Manuela acredita que esse parecer protocolado no Supremo consiga embasar e fundamentar argumentos junto a outros ministros que não votaram ainda para mostrar que há outras maneiras de proceder.
- E maneiras que igualmente contemplem a importância constitucional dos direitos indígenas, contemplem o papel que esses indígenas desempenham num momento de crise climática, num momento em que o mundo inteiro está preocupado com isso, e por outro lado contemple a possibilidade de pessoas não indígenas que se sentirem lesadas pelo Poder Público, que se sentiram induzidas a cometer o ilícito, que eles sejam indenizados por isso, mas em outro processo - finaliza.
Ganhar, mas não levar
Para o coordenador executivo da Articulação dos Povos Indígenas do Brasil (Apib), Dinaman Tuxá, o voto de Moraes traz preocupação e certeza de que terá impacto no processo de demarcação.
- O que os povos indígenas podem comemorar do voto do ministro Moraes é a rejeição à tese do marco temporal como ato inconstitucional. Mas por outro lado, ao mesmo tempo, ele trouxe uma discussão nova que é a indenização prévia. E nós entendemos que não pode se refutar o direito aos territórios pelos povos indígenas e que nada agrega essa indenização prévia, aliás traz inclusive um dano que, se porventura for aprovada, irá levar à paralisação dos processos de demarcação das terras indígenas. Então, nós estamos falando de direitos originários, um direito que não prevê a indenização prévia. O que prevê é a discussão num âmbito de um processo administrativo e possivelmente judicial após. Discutir uma indenização prévia fora do rito que já está posto vai impactar ou até mesmo inviabilizar as demarcações - afirma.
Já o coordenador jurídico da Apib, Maurício Terena, aponta equívoco no voto de Moraes quando nele se compara o direito civil ao dos povos indígenas.

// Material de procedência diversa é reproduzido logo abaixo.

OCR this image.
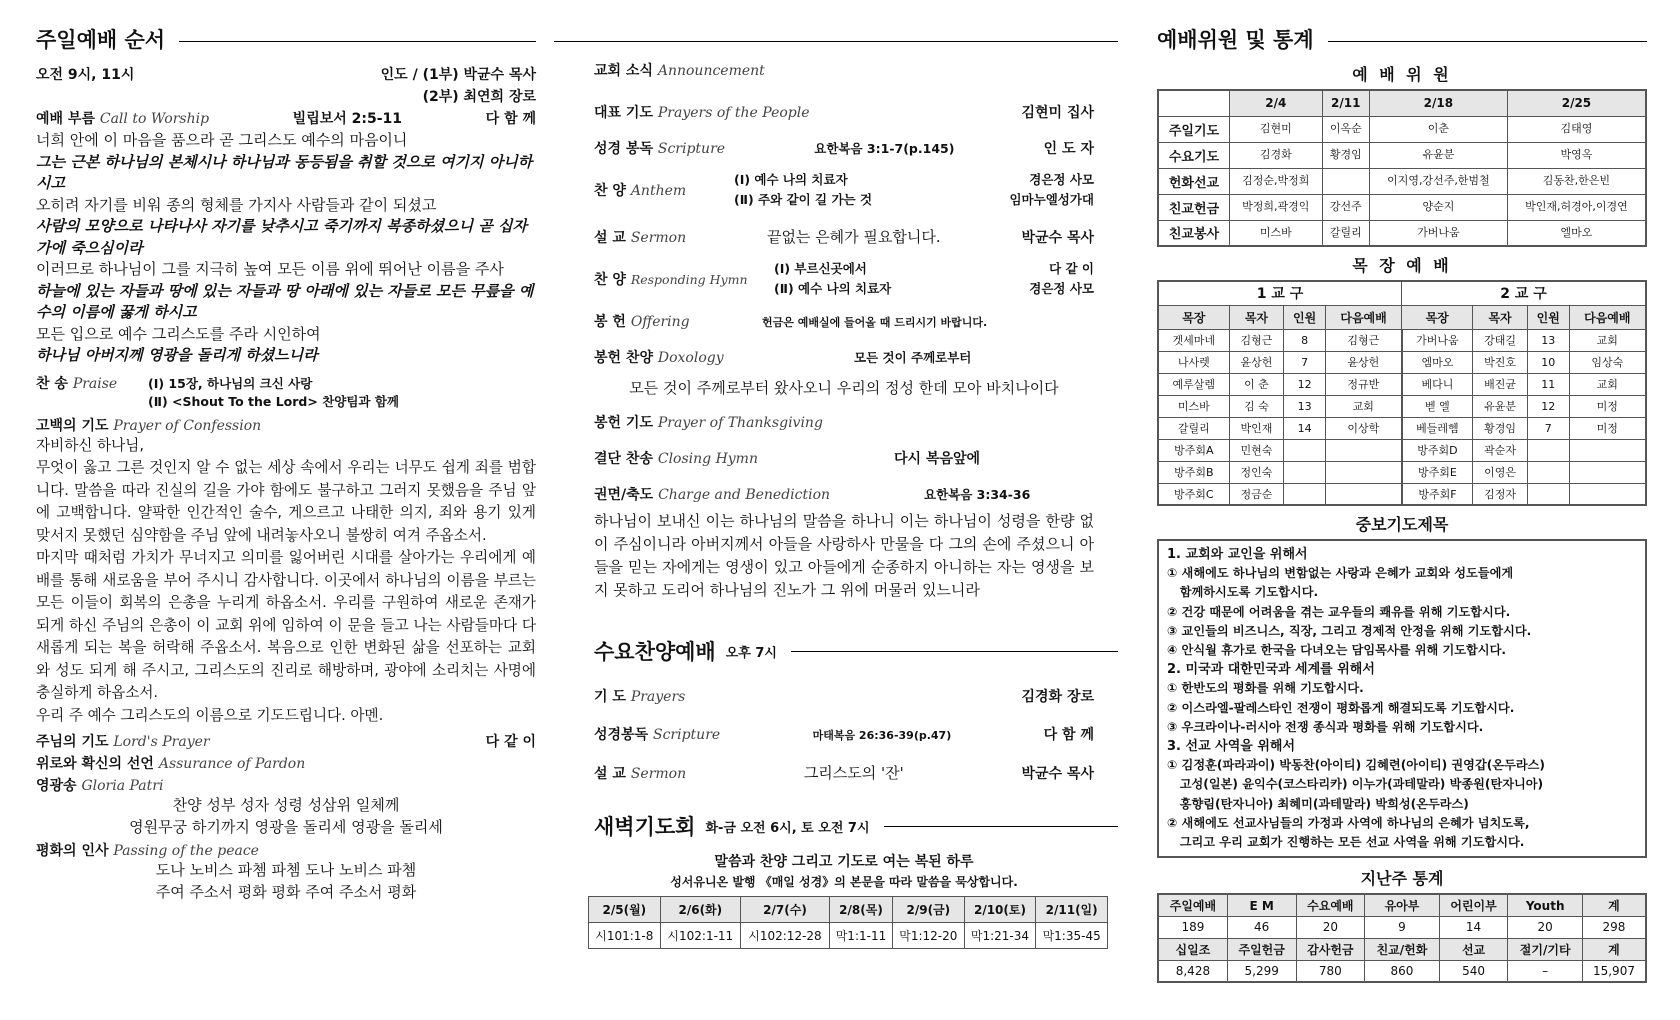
주일예배 순서
오전 9시, 11시	인도 / (1부) 박균수 목사
(2부) 최연희 장로
예배 부름 Call to Worship	빌립보서 2:5-11	다 함 께
너희 안에 이 마음을 품으라 곧 그리스도 예수의 마음이니
그는 근본 하나님의 본체시나 하나님과 동등됨을 취할 것으로 여기지 아니하시고
오히려 자기를 비워 종의 형체를 가지사 사람들과 같이 되셨고
사람의 모양으로 나타나사 자기를 낮추시고 죽기까지 복종하셨으니 곧 십자가에 죽으심이라
이러므로 하나님이 그를 지극히 높여 모든 이름 위에 뛰어난 이름을 주사
하늘에 있는 자들과 땅에 있는 자들과 땅 아래에 있는 자들로 모든 무릎을 예수의 이름에 꿇게 하시고
모든 입으로 예수 그리스도를 주라 시인하여
하나님 아버지께 영광을 돌리게 하셨느니라
찬 송 Praise	(Ⅰ) 15장, 하나님의 크신 사랑
(Ⅱ) <Shout To the Lord> 찬양팀과 함께
고백의 기도 Prayer of Confession
자비하신 하나님,
무엇이 옳고 그른 것인지 알 수 없는 세상 속에서 우리는 너무도 쉽게 죄를 범합니다. 말씀을 따라 진실의 길을 가야 함에도 불구하고 그러지 못했음을 주님 앞에 고백합니다. 얄팍한 인간적인 술수, 게으르고 나태한 의지, 죄와 용기 있게 맞서지 못했던 심약함을 주님 앞에 내려놓사오니 불쌍히 여겨 주옵소서.
마지막 때처럼 가치가 무너지고 의미를 잃어버린 시대를 살아가는 우리에게 예배를 통해 새로움을 부어 주시니 감사합니다. 이곳에서 하나님의 이름을 부르는 모든 이들이 회복의 은총을 누리게 하옵소서. 우리를 구원하여 새로운 존재가 되게 하신 주님의 은총이 이 교회 위에 임하여 이 문을 들고 나는 사람들마다 다 새롭게 되는 복을 허락해 주옵소서. 복음으로 인한 변화된 삶을 선포하는 교회와 성도 되게 해 주시고, 그리스도의 진리로 해방하며, 광야에 소리치는 사명에 충실하게 하옵소서.
우리 주 예수 그리스도의 이름으로 기도드립니다. 아멘.
주님의 기도 Lord's Prayer	다 같 이
위로와 확신의 선언 Assurance of Pardon
영광송 Gloria Patri
찬양 성부 성자 성령 성삼위 일체께
영원무궁 하기까지 영광을 돌리세 영광을 돌리세
평화의 인사 Passing of the peace
도나 노비스 파쳄 파쳄 도나 노비스 파쳄
주여 주소서 평화 평화 주여 주소서 평화
교회 소식 Announcement
대표 기도 Prayers of the People	김현미 집사
성경 봉독 Scripture	요한복음 3:1-7(p.145)	인 도 자
찬 양 Anthem
(Ⅰ) 예수 나의 치료자	경은정 사모
(Ⅱ) 주와 같이 길 가는 것	임마누엘성가대
설 교 Sermon	끝없는 은혜가 필요합니다.	박균수 목사
찬 양 Responding Hymn
(Ⅰ) 부르신곳에서	다 같 이
(Ⅱ) 예수 나의 치료자	경은정 사모
봉 헌 Offering	헌금은 예배실에 들어올 때 드리시기 바랍니다.
봉헌 찬양 Doxology	모든 것이 주께로부터
모든 것이 주께로부터 왔사오니 우리의 정성 한데 모아 바치나이다
봉헌 기도 Prayer of Thanksgiving
결단 찬송 Closing Hymn	다시 복음앞에
권면/축도 Charge and Benediction	요한복음 3:34-36
하나님이 보내신 이는 하나님의 말씀을 하나니 이는 하나님이 성령을 한량 없이 주심이니라 아버지께서 아들을 사랑하사 만물을 다 그의 손에 주셨으니 아들을 믿는 자에게는 영생이 있고 아들에게 순종하지 아니하는 자는 영생을 보지 못하고 도리어 하나님의 진노가 그 위에 머물러 있느니라
수요찬양예배 오후 7시
기 도 Prayers	김경화 장로
성경봉독 Scripture	마태복음 26:36-39(p.47)	다 함 께
설 교 Sermon	그리스도의 '잔'	박균수 목사
새벽기도회 화-금 오전 6시, 토 오전 7시
말씀과 찬양 그리고 기도로 여는 복된 하루
성서유니온 발행 《매일 성경》의 본문을 따라 말씀을 묵상합니다.
2/5(월)	2/6(화)	2/7(수)	2/8(목)	2/9(금)	2/10(토)	2/11(일)
시101:1-8	시102:1-11	시102:12-28	막1:1-11	막1:12-20	막1:21-34	막1:35-45
예배위원 및 통계
예 배 위 원
	2/4	2/11	2/18	2/25
주일기도	김현미	이옥순	이춘	김태영
수요기도	김경화	황경임	유윤분	박영옥
헌화선교	김정순,박정희		이지영,강선주,한범철	김동찬,한은빈
친교헌금	박정희,곽경익	강선주	양순지	박인재,허경아,이경연
친교봉사	미스바	갈릴리	가버나움	엘마오
목 장 예 배
1 교 구				2 교 구			
목장	목자	인원	다음예배	목장	목자	인원	다음예배
겟세마네	김형근	8	김형근	가버나움	강태길	13	교회
나사렛	윤상헌	7	윤상헌	엠마오	박진호	10	임상숙
예루살렘	이 춘	12	정규반	베다니	배진균	11	교회
미스바	김 숙	13	교회	벧 엘	유윤분	12	미정
갈릴리	박인재	14	이상학	베들레헴	황경임	7	미정
방주회A	민현숙			방주회D	곽순자		
방주회B	정인숙			방주회E	이영은		
방주회C	정금순			방주회F	김정자		
중보기도제목
1. 교회와 교인을 위해서
① 새해에도 하나님의 변함없는 사랑과 은혜가 교회와 성도들에게
함께하시도록 기도합시다.
② 건강 때문에 어려움을 겪는 교우들의 쾌유를 위해 기도합시다.
③ 교인들의 비즈니스, 직장, 그리고 경제적 안정을 위해 기도합시다.
④ 안식월 휴가로 한국을 다녀오는 담임목사를 위해 기도합시다.
2. 미국과 대한민국과 세계를 위해서
① 한반도의 평화를 위해 기도합시다.
② 이스라엘-팔레스타인 전쟁이 평화롭게 해결되도록 기도합시다.
③ 우크라이나-러시아 전쟁 종식과 평화를 위해 기도합시다.
3. 선교 사역을 위해서
① 김정훈(파라과이) 박동찬(아이티) 김혜련(아이티) 권영갑(온두라스)
고성(일본) 윤익수(코스타리카) 이누가(과테말라) 박종원(탄자니아)
홍향림(탄자니아) 최혜미(과테말라) 박희성(온두라스)
② 새해에도 선교사님들의 가정과 사역에 하나님의 은혜가 넘치도록,
그리고 우리 교회가 진행하는 모든 선교 사역을 위해 기도합시다.
지난주 통계
주일예배	E M	수요예배	유아부	어린이부	Youth	계
189	46	20	9	14	20	298
십일조	주일헌금	감사헌금	친교/헌화	선교	절기/기타	계
8,428	5,299	780	860	540	–	15,907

- Nós temos um posicionamento contrário ao entendimento do ministro Alexandre de Moraes. Politicamente é um voto que agrada aos ruralistas e aos próprios ministros no sentido de não criar uma mal-estar entre as partes. Mas essa tentativa de conciliação sai do aspecto técnico e o processo não fala sobre indenização. Nós ficamos extremamente preocupados, porque no voto há algumas imposições sobre o processo de demarcação. Seria como ganhar, mas não levar. Ao propor a indenização prévia, o ministro confunde a posse privada protegida pelo direito civil com a posse tradicional indígena protegida pela Constituição Federal - conclui.
Um ofício elaborado pela Apib questiona com mais argumentos o voto de Moraes e pede atenção aos costumes e relação que esses povos têm com seus territórios. O documento reforça o parecer de Sarmento no que diz respeito à possibilidade - de acordo com a expressão considerada vaga e genérica do "interesse público" - de o estado brasileiro vir a realizar uma "compensação de Terras às comunidades indígenas", dando-lhes terras em outros lugares que seriam "terras equivalentes às tradicionalmente ocupadas".
"Essa proposta desconsidera por completo os Direitos Territoriais Indígena estabelecido na Constituição Federal, assim como a relação dos Povos Indígenas com as suas Terras Originárias, que são indispensáveis para a própria manutenção de seus costumes, línguas, tradições, identidades e à conservação dos seus modos de vida. Em outras palavras, a própria sobrevivência das comunidades indígenas está intimamente vinculada ao seu território de origem, de modo que se trata de uma relação espiritual, não tendo nada a ver com a mera aquisição do direito de usar a Terra", diz trecho.